Why the extra effort? Because the scientist is working at
Fort Riley, Kan., in an area designated by the state of Kansas as critical
habitat for the American bald eagle.
Eagles are winter residents at Fort Riley. Burns &
McDonnell performs groundwater monitoring near a former dry cleaning facility
on the Army post with extra care to ensure not only that, as federal and state
regulations require, the eagles are not disturbed, but that the birds also find
the most hospitable environment possible.

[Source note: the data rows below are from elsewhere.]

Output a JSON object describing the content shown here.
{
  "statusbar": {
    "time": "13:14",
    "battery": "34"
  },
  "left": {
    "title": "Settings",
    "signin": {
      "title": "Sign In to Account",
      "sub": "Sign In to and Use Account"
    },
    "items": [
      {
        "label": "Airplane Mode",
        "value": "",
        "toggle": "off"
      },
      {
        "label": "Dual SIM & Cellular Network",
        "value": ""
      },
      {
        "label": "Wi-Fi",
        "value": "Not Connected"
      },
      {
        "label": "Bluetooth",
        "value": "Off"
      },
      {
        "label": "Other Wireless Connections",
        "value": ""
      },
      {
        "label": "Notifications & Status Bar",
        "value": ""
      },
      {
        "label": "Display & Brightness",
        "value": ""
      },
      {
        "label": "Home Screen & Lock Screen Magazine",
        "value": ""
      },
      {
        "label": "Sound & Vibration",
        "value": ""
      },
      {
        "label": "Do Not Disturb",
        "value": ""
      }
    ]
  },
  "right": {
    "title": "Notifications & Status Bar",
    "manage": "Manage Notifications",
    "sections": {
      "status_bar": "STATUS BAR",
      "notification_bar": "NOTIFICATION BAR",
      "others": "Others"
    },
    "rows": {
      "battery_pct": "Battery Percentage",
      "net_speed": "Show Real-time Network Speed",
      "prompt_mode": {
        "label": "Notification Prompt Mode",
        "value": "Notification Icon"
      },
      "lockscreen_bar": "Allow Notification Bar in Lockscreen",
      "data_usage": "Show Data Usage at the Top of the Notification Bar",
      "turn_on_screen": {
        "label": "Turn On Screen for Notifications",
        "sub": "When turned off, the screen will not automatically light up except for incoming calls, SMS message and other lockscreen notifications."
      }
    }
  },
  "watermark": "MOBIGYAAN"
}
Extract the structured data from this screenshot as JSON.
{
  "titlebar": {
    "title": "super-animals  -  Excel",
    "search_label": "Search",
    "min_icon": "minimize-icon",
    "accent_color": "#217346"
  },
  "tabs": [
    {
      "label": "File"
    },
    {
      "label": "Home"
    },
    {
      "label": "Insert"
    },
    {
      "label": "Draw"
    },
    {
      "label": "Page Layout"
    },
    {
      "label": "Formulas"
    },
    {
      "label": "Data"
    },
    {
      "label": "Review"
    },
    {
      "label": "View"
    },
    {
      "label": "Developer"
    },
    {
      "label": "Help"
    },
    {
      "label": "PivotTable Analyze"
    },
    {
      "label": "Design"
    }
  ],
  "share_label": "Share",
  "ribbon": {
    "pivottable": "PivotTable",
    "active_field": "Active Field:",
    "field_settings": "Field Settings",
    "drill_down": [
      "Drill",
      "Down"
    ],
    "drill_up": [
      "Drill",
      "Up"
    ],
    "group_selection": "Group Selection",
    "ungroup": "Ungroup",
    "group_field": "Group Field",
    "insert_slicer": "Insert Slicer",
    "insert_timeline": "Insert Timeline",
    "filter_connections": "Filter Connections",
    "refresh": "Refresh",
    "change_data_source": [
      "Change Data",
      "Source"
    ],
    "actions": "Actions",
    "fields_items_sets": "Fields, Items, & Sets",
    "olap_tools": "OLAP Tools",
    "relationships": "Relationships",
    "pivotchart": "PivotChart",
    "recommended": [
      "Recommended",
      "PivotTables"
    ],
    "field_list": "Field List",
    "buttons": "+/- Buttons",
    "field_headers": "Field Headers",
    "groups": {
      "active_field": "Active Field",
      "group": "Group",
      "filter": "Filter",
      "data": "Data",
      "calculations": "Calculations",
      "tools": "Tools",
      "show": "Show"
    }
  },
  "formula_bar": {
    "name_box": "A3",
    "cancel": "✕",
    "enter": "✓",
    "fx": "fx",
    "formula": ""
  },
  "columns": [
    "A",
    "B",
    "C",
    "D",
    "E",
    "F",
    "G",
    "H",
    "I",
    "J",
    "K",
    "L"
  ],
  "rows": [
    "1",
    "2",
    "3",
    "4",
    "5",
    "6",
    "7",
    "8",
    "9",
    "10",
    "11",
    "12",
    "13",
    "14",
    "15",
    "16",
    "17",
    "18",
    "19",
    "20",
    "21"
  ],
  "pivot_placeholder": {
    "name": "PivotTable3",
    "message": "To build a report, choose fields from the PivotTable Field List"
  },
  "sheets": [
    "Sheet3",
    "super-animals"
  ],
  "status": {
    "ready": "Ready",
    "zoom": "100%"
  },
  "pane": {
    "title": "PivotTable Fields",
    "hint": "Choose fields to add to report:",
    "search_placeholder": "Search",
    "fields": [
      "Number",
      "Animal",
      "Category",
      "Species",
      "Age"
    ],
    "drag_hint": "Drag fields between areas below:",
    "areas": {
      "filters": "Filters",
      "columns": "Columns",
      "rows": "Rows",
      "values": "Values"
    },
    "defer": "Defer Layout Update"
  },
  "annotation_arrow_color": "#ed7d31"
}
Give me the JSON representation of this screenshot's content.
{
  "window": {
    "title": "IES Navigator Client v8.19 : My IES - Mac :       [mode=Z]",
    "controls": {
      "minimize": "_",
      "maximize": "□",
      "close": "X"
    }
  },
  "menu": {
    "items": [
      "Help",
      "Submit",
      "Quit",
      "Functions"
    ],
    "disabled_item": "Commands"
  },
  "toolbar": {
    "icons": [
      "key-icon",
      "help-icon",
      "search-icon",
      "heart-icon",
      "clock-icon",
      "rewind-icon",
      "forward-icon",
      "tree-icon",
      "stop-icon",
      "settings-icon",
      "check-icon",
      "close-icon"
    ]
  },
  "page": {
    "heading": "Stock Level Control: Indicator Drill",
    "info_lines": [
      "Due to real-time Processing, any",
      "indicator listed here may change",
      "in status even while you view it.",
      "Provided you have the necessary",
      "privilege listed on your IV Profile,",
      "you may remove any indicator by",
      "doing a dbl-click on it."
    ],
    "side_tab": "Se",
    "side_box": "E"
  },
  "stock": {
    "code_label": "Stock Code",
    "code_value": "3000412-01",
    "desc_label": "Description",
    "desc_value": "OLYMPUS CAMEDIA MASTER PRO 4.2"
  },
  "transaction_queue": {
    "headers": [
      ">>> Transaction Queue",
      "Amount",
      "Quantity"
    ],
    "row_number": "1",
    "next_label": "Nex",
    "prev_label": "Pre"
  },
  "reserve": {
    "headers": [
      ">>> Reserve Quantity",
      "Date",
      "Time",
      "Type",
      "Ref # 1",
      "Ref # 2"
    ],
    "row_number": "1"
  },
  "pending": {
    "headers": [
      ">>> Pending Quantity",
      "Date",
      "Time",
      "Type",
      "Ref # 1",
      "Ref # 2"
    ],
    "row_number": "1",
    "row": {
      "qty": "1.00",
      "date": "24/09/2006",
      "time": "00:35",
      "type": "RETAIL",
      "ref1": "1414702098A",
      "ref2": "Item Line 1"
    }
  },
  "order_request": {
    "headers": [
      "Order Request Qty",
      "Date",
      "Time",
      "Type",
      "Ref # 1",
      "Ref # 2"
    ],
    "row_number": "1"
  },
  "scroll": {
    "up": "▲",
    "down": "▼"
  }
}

“We’re not sure exactly what makes the area so
attractive to the eagles, so we’re careful not to do anything to change
the habitat,” said Fort Riley threatened and endangered species biologist
Jeff Keating. “We try to maintain the integrity of the woods across the
installation so that wherever the eagles choose to land, they’ll find the
conditions they need to survive and to return to breeding grounds in tiptop
condition with the energy to lay eggs and raise their young.”
Testing at the former dry cleaning area and other operable
units are part of the CERCLA remedial investigation being conducted at Fort
Riley. Burns & McDonnell designs procedures around habitat protection
measures ranging from prohibition of trucks or heavy machinery in the stands
where eagles are known to frequent, to a timetable of when work can be performed
according to temperature, wind chill and wind speed at the site. Remediation
teams must be flexible and responsive to last-minute changes including packing
up equipment and coming back another day if eagles are sighted.
“Sampling at Fort Riley requires coordination and some
extra effort,” said Paul Hustad, head of Burns & McDonnell’s
waste consultants division.
Stringent measures to protect eagle habitats are part of an
Endangered Species Management Plan at Fort Riley, a nearly 150-year-old military
installation nestled in the Flint Hills of northeastern Kansas.
Thanks to the banning of DDT and conservation efforts
including the program at Fort Riley, bald eagle population in the lower 48
states has rebounded from a low of less than 500 breeding pairs in 1967 to an
estimated 5,748 pairs today. Removal of the bald eagle from the list of
threatened and endangered species has been proposed.